Power generator in upper Dorchester to keep tree limbs, right-of-way clearings out of landfill

The cement district in upper Dorchester County is bracing for a jolt of alternative energy.

An Alabama-based company will invest $50 million to build a new wood waste-burning renewable power plant next year north of Harleyville, state and county officials announced Thursday.

Southeast Renewable Energy said last September it would build the facility in 2012 in the county and generate 20 jobs over the next five years.

The new plant will be built near Interstate 26 and S.C. Highway 453 on an eight-acre tract on Seven Mile Road beside a Santee Cooper power substation, said Raine Cotton, president and chief executive officer.

Three cement-making plants sit close by on Highway 453.

The 15-megawatt biomass energy plant will use virgin wood residues such as tree limbs and right-of-way clearings as part of its fuel source. It will sell its generated power to state-owned electric and water utility Santee Cooper over the next 30 years.

It's a "win-win opportunity," Cotton said. "Utilizing the county's wood residue is not only sustainable, but it will also save them money and create local jobs."

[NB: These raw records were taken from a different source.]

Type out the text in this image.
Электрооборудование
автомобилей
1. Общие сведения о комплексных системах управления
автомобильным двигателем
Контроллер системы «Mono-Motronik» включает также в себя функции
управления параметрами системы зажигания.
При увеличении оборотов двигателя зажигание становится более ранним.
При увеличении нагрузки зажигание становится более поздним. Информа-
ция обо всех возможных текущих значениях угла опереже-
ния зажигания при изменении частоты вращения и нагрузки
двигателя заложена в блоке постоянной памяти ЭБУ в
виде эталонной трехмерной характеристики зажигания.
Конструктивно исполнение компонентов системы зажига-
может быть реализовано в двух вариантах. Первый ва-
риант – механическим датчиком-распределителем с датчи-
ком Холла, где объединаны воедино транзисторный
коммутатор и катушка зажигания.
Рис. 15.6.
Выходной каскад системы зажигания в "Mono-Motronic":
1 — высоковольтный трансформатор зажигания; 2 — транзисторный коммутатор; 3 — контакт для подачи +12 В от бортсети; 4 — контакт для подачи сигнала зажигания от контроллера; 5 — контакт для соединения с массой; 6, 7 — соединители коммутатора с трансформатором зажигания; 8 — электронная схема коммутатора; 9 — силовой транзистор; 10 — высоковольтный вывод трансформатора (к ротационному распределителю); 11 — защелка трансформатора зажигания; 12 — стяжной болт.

The agreement with the county to use its virgin wood residue for fuel is expected to save Dorchester County about $300,000 each year.

The company will collect brush and limbs now brought to the county's waste collection centers and keep it out of the landfill, County Council Chairman Larry Hargett said.

"Not only is SRE creating jobs and investing in Dorchester County, but our partnership will save the county money as well," he said.

Southeast Renewable Energy plans to build three $50 million, 15-megawatt plants around the state, and Santee Cooper will buy power from them.

The other plants will be constructed in Kershaw and Allendale counties, also by the end of 2012, Cotton said.

The new plants are expected to create many indirect jobs in the logging, trucking and forest product industries, he added.

Southeast Renewable Energy started in the ethanol business in 2000 but switched to biomass fuels three years ago.

The company will begin requesting applications for the new positions early next year, Cotton said.